Graham held his widest lead over the Democratic candidate in February, when a Marist College poll found that Graham received 54 percent of voters' support compared to Harrison's 37 percent.

In late May, Harrison and Graham appeared tied. According to a Civiqs poll, each candidate had the backing of 42 percent of registered voters. Two months later, between July 24 and August 2, Graham slipped one point ahead of Harrison in a Morning Consult poll. Among the 741 likely voters polled, 44 percent chose Graham while 43 percent picked Harrison.

Polls conducted throughout September continued to show the candidates either tied or one of them just slightly ahead.
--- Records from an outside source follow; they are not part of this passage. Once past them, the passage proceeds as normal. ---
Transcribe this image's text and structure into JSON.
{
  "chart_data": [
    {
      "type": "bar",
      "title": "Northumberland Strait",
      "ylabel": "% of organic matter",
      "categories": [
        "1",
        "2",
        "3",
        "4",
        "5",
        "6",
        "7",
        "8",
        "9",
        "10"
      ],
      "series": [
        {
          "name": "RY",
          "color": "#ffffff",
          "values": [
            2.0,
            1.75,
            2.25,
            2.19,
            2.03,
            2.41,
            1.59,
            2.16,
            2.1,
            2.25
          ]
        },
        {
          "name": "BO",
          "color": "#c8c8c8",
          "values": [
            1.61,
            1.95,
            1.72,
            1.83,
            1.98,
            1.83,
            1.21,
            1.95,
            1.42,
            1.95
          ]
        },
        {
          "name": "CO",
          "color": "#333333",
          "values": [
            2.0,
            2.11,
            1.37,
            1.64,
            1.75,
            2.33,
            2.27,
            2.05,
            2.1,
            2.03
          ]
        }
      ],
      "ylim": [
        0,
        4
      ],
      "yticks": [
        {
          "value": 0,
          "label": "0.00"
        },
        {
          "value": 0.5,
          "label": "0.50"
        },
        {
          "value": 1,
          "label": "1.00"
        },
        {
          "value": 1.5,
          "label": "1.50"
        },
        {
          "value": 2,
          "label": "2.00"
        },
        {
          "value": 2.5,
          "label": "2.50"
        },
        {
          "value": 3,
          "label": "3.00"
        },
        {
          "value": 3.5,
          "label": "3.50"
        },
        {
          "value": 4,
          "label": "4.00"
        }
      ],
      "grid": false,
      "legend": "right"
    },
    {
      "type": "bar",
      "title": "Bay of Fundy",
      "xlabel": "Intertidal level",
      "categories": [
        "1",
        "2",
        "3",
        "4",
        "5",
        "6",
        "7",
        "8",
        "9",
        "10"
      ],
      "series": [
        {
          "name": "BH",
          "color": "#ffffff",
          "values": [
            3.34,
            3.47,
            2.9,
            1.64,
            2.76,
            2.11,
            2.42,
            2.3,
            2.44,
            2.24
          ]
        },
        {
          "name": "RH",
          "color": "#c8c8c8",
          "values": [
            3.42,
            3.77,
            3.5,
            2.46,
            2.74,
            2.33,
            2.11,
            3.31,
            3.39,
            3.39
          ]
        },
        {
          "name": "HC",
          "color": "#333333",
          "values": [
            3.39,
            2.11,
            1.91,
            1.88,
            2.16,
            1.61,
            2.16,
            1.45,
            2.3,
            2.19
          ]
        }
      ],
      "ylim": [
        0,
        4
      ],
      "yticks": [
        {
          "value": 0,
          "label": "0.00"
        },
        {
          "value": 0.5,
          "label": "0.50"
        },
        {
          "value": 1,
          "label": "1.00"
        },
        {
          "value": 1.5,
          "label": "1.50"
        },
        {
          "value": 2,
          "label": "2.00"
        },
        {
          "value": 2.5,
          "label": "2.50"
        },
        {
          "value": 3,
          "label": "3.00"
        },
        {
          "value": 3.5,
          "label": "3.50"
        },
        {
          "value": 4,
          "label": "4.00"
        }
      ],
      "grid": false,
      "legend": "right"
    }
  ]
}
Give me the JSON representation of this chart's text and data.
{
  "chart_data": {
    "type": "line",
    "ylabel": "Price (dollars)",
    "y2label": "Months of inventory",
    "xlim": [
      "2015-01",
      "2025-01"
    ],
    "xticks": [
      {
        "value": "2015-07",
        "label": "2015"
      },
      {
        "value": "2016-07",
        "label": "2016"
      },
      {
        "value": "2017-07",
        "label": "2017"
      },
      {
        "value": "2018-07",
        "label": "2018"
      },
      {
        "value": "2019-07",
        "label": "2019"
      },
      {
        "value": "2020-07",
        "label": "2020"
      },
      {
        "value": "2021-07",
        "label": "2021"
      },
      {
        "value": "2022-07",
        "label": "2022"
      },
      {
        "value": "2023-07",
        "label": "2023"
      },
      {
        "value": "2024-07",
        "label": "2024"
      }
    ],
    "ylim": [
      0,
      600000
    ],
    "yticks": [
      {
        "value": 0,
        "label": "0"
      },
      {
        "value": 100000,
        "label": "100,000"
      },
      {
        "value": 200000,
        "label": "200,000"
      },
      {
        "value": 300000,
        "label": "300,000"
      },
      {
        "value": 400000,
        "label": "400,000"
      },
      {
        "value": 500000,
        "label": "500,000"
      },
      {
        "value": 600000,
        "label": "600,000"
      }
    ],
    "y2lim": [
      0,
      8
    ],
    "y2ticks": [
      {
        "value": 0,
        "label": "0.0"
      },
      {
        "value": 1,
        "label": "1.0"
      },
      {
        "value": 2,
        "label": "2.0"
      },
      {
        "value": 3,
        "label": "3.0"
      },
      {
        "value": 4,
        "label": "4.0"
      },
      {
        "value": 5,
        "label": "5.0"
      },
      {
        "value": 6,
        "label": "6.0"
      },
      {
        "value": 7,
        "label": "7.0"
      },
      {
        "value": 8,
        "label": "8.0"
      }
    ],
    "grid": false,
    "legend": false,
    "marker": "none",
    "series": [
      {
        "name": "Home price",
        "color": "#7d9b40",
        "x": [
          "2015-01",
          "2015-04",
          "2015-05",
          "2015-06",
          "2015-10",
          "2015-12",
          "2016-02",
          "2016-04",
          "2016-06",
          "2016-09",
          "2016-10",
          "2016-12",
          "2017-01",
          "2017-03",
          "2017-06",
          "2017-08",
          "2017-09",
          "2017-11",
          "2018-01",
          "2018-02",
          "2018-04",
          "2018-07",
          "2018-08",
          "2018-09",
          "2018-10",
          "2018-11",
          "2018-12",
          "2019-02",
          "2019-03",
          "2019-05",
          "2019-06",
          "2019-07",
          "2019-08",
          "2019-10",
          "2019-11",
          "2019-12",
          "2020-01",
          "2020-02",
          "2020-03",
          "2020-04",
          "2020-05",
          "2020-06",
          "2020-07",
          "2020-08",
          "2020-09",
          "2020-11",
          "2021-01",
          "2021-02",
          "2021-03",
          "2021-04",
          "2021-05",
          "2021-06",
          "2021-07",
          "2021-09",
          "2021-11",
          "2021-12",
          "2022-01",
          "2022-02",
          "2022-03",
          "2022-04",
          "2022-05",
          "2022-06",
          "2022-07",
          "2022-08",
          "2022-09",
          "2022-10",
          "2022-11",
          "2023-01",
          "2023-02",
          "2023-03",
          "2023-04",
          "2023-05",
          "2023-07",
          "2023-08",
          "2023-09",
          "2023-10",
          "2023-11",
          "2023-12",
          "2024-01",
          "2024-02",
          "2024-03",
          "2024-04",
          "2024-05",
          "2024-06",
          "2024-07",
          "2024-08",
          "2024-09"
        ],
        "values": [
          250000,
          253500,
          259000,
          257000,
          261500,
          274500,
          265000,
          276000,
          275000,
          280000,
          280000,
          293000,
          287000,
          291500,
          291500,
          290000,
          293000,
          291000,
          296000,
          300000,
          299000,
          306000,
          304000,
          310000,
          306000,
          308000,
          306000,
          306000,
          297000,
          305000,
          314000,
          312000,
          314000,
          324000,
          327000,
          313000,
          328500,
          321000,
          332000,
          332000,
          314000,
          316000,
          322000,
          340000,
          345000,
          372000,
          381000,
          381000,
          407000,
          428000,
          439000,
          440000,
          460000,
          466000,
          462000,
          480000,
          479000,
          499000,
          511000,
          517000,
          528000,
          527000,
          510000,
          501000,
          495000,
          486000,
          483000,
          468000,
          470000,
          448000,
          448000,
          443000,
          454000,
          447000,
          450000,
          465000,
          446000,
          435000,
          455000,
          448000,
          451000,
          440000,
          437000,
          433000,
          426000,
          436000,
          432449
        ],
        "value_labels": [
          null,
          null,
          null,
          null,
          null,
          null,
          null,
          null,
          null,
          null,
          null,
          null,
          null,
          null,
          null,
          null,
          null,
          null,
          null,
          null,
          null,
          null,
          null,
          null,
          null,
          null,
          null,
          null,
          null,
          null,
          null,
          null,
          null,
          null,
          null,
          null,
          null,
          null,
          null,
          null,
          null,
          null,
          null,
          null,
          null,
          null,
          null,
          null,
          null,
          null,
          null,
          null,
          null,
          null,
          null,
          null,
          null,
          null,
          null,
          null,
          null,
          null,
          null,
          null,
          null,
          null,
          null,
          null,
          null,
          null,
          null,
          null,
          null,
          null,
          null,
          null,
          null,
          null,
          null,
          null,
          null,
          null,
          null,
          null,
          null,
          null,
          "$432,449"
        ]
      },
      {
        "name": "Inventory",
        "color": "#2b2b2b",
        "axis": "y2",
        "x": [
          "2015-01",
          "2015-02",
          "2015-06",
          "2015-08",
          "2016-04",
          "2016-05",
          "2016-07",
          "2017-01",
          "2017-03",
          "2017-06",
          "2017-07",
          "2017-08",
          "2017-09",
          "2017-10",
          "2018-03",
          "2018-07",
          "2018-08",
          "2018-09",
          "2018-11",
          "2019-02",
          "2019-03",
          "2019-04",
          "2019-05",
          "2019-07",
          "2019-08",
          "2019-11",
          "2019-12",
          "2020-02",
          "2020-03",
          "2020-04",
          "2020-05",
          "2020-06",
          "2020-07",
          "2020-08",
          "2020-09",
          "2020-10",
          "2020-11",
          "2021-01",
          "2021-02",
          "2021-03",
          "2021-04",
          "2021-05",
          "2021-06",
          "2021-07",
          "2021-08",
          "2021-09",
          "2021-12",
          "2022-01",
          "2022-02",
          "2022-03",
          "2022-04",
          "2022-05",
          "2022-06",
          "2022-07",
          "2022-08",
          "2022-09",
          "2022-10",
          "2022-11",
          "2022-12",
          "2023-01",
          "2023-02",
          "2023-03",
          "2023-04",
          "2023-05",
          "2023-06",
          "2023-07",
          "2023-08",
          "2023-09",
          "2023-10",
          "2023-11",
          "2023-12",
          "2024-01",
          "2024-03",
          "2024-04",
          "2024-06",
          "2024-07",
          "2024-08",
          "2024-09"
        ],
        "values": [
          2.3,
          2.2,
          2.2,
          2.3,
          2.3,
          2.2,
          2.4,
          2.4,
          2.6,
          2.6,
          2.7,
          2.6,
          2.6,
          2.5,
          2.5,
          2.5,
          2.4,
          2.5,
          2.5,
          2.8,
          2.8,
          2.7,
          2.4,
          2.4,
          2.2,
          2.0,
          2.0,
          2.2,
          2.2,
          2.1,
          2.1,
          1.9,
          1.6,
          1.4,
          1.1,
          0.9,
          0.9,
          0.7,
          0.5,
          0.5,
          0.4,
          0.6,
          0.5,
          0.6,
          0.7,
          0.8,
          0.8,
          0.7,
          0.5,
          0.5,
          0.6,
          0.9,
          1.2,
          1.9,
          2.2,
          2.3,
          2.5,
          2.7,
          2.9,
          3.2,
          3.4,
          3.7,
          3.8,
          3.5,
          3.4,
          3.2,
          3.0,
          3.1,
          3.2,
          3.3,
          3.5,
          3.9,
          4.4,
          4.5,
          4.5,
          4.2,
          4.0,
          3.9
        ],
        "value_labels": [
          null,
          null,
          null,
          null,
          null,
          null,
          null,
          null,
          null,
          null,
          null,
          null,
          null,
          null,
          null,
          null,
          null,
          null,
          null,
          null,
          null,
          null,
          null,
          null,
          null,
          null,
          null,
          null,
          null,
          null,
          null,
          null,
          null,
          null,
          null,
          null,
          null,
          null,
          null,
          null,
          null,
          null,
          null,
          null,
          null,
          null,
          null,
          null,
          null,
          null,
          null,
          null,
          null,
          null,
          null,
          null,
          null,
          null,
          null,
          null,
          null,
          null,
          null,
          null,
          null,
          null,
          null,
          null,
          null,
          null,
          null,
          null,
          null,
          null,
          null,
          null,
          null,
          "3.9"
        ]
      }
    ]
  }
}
Harrison saw his most recent lead over Graham between September 8 and 17, when a Morning Consult poll found that 48 percent of likely voters said they would cast their ballots for him, compared to the 45 percent who chose Graham.

Lindsey Graham 10/13
Committee chairman U.S. Sen. Lindsey Graham (R-SC) listens as Supreme Court nominee Judge Amy Coney Barrett testifies before the Senate Judiciary Committee on the second day of her Supreme Court confirmation hearing on Capitol Hill on October 13, 2020 in Washington, DC. Jim Lo Scalzo-Pool/Getty

Harrison, former chair of the South Carolina Democratic Party, rose to national prominence last December after a Post and Courier poll showed him within two points of the longtime incumbent.

The Democrat has since run an impressive campaign, collecting a record-breaking $57 million in fundraising from July through September, Harrison's team announced last week. His fundraising total now stands at $86 million, an all-time record in South Carolina politics.

Graham has resorted to publicly appealing to voters for money to help him secure a fourth term in office.

"A lot's at stake in this election," said Graham, a strong supporter of President Donald Trump, during a Monday interview with the Fox News morning show Fox & Friends.

"If Republicans hold the Senate, guys, I'll be the budget chairman. If Democrats take over the Senate, the budget chairman will be Bernie Sanders. Lindsey Graham dot com. Help me. Help yourself by helping me," the GOP senator said.

The two candidates recently sparred over the format of their upcoming debate, with Harrison requesting that Graham take a COVID-19 test before they appeared in a head-to-head match.

Graham refused, and the debate format was changed so that both candidates were questioned for 30 minutes each on a range of issues. Topics included the coronavirus pandemic and police brutality, to which Graham made some controversial remarks.

"Do I believe that our cops are systemically racist? No. Do I believe that South Carolina is a racist state? No," he said. "To young people out there, of color, to young immigrants, this is a great state, but one thing I can say without any doubt, you can be an African American and go to the Senate, you just have to share the values of our state.

"If you're a young African American or an immigrant, you can go anywhere in this state, you just need to be conservative, not liberal," Graham said.

Harrison, who is Black, also spoke about race and law enforcement. The Democrat said he believed in having a national standard for police use of force and demilitarizing police, but he said he did not back defunding the police.

"There are some bad apples in the system that need to be rooted out. We need to bring some accountability to the system," Harrison said.